I think a lot of my friends think I am elitist or deliberately choosing weird things that I claim I get and they don't. That's not the case at all. I honestly couldn't give a damn about investing time and effort in things that I don't like, just so I can make that claim. I obsess about certain bands because I love the music. It alters my mood and makes me happy even when the rest of my day is going badly.
Why am I even bothering to write this post? Because I like to share the things I care about. That's the same reason I write about movies. I rarely review something I don't like.
I'm hoping that someone out there who initially dismissed Modest Mouse will revisit their discography and discover something amazing. I've already said that I find it almost impossible to pick out the band's best tracks, but I'll try:
This Is a Long Drive for Someone with Nothing to Think About (74:03)
Long Drive is a 74-minute debut that is often raw, but ultimately rewarding. Probably not the best place to start, but a must-own once you get into Modest Mouse completely.
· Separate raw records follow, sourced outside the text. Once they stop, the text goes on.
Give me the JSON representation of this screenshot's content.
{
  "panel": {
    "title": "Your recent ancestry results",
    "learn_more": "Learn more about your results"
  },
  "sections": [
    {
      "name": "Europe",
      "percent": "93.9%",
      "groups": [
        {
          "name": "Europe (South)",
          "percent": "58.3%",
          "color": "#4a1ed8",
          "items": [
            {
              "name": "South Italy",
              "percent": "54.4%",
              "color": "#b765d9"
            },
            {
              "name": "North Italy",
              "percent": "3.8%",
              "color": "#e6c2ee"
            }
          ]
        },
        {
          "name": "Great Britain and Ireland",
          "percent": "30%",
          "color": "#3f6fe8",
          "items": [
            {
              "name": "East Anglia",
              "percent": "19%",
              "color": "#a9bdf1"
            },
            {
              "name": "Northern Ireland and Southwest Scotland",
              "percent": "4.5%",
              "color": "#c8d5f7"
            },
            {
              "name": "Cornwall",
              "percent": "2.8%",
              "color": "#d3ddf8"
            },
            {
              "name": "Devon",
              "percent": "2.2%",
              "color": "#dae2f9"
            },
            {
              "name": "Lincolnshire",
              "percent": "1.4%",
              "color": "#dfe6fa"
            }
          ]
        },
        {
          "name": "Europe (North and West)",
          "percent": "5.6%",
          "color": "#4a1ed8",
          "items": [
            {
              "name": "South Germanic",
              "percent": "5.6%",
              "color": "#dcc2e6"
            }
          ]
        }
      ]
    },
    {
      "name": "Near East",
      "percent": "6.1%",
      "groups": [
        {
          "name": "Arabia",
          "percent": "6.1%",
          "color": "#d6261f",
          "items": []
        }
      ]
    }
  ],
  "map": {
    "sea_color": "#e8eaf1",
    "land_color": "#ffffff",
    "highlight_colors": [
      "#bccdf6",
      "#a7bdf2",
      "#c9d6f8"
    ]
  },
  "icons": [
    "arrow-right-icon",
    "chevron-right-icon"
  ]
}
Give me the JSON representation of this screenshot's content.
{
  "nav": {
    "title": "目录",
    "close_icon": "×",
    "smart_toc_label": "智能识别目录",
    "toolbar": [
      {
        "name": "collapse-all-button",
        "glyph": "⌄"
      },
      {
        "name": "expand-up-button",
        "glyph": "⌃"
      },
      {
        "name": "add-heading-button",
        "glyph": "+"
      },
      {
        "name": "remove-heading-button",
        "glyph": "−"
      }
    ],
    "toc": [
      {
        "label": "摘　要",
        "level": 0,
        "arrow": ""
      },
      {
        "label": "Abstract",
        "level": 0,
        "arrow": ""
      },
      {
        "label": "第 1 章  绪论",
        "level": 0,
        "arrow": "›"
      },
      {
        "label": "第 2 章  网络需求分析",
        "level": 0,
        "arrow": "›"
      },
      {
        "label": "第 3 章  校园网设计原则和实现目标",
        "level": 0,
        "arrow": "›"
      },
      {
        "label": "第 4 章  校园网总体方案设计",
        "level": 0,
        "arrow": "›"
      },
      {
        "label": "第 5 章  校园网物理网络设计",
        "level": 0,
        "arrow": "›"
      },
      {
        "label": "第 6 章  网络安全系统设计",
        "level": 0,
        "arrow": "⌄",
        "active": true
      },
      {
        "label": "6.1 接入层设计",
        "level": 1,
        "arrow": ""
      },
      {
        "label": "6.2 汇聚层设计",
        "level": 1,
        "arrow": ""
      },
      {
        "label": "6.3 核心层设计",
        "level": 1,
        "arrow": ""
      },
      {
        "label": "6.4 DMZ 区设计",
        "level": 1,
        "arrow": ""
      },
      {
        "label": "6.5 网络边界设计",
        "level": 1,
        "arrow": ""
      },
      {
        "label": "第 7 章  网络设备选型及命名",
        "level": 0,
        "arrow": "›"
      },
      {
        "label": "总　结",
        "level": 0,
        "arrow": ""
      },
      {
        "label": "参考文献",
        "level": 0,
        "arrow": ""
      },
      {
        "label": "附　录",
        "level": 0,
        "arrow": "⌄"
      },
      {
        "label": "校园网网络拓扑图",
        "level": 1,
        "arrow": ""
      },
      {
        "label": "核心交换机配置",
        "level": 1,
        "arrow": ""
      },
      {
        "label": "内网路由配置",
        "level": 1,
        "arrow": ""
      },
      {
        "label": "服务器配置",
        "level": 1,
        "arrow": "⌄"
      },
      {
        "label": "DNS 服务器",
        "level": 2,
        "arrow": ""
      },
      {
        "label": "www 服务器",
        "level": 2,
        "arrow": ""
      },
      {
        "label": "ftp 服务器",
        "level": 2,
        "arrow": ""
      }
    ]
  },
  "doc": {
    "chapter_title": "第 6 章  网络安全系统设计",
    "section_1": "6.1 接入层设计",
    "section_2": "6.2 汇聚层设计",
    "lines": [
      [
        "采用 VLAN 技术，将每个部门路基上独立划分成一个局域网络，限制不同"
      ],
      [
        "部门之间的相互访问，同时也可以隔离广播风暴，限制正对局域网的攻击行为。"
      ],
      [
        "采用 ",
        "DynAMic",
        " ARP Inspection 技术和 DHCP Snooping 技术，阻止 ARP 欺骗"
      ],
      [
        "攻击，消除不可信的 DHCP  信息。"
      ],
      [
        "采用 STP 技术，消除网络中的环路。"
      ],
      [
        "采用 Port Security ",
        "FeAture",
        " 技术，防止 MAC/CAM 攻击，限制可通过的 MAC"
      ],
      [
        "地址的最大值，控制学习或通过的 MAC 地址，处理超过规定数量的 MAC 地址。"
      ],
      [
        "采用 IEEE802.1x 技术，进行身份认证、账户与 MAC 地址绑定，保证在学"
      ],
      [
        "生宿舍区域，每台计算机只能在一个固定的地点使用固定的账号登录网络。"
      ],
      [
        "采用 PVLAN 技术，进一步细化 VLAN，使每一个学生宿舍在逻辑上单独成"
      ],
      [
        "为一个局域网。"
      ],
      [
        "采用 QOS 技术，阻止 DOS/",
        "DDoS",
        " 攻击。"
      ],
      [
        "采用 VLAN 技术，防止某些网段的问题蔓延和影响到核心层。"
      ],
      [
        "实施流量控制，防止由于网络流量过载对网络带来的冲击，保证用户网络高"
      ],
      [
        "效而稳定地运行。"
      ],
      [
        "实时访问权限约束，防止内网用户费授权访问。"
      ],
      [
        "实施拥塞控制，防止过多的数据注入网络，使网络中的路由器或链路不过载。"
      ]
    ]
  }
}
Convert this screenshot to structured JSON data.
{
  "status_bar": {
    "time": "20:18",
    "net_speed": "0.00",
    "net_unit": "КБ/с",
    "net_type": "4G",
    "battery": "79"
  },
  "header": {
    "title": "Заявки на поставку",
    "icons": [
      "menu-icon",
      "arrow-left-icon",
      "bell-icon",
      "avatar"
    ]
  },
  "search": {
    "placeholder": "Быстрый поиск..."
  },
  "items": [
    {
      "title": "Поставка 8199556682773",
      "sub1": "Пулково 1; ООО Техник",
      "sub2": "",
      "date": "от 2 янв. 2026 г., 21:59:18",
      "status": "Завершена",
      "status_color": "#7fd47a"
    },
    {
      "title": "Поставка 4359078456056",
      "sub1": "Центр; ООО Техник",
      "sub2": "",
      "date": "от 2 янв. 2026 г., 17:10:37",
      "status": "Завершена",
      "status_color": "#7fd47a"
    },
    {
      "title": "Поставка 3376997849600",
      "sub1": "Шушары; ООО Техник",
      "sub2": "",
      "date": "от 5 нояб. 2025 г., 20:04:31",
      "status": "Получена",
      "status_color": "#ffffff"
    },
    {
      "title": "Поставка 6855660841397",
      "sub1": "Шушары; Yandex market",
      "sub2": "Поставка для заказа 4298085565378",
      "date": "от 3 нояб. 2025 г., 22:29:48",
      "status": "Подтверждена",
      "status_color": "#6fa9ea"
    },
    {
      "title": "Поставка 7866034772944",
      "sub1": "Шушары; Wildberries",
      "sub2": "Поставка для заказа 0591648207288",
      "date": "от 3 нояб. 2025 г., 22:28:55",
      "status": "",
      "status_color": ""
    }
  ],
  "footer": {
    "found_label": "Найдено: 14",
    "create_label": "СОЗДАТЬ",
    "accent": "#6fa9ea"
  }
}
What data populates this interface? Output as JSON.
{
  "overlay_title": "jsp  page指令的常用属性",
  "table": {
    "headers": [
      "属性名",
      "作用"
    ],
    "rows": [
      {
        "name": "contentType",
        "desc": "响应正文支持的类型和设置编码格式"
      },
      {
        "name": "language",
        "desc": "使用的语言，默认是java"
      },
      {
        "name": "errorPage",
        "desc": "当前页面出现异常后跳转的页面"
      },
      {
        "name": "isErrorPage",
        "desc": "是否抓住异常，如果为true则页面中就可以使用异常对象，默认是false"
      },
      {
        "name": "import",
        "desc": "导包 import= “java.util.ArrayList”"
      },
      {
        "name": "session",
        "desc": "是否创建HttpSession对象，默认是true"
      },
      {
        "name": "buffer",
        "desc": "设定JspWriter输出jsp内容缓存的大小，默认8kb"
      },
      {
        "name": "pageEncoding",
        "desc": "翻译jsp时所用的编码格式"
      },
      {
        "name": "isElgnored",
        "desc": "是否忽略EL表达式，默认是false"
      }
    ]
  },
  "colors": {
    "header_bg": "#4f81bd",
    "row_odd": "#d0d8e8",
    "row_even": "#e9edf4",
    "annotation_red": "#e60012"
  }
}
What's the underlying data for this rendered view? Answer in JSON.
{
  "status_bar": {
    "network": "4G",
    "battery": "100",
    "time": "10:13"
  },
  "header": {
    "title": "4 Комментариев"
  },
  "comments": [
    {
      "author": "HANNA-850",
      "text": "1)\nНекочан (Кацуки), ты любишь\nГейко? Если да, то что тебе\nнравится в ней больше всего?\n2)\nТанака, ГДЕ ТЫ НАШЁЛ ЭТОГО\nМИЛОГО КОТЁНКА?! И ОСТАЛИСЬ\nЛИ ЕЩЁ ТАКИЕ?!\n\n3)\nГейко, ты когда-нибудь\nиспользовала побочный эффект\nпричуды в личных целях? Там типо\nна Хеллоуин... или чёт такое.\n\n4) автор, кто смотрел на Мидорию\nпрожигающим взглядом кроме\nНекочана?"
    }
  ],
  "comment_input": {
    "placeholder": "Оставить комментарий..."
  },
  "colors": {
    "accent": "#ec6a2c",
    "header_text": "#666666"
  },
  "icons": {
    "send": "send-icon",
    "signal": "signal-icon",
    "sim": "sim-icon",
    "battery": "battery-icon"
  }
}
The Lonesome Crowded West (73:58)
Another 74-minute album, and you can see that I've listed almost every track. The songs are varied and incredible in different ways. This is the album that I most often think of as the band's best, but it's close when compared with...
The Moon & Antarctica (59:43)
Again, I've listed almost every track. This album actually flows better when you play it in its entirety, rather than cherry picking the best tracks (which is almost impossible anyway).
Good News for People Who Love Bad News (48:50)
I wasn't overly impressed with this album the first time I heard it, but that was a mistake. Like their debut, Long Drive, this is an album that works better after several listens. I love it now.
We Were Dead Before the Ship Even Sank (62:33)
I could easily have listed the whole album. I think I was put off by some of the more polished and accessible tracks on the first few listens, but I am now of the opinion that it doesn't have many weaknesses. I certainly wouldn't skip a track. Parting of the Sensory, Steam Engenius and Spitting Venom are all incredible.
Building Nothing Out of Something (55:24)
It says a lot about a band when a compilation of B sides and songs dropped from other albums still includes songs you wouldn't want to be without. You would hardly know that this is a collection of oddities, because it works pretty well as a whole.
Interstate 8 (55:22)
If you don't own Interstate 8, it will set you back close to $200 new or $100 used. It's raw, and partially live. You can find most of the tracks on other releases, but it's fantastic when you are in the right mood.
No One's First and You're Next (33:33)
Here's an EP that's definitely worth checking out. The Whale Song is unmissable.
Baron von Bullshit Rides Again (46:28)
If you like alternative rock and have never fully investigated Modest Mouse, I urge you to do so. You might discover that this music will rank among the best you have ever heard.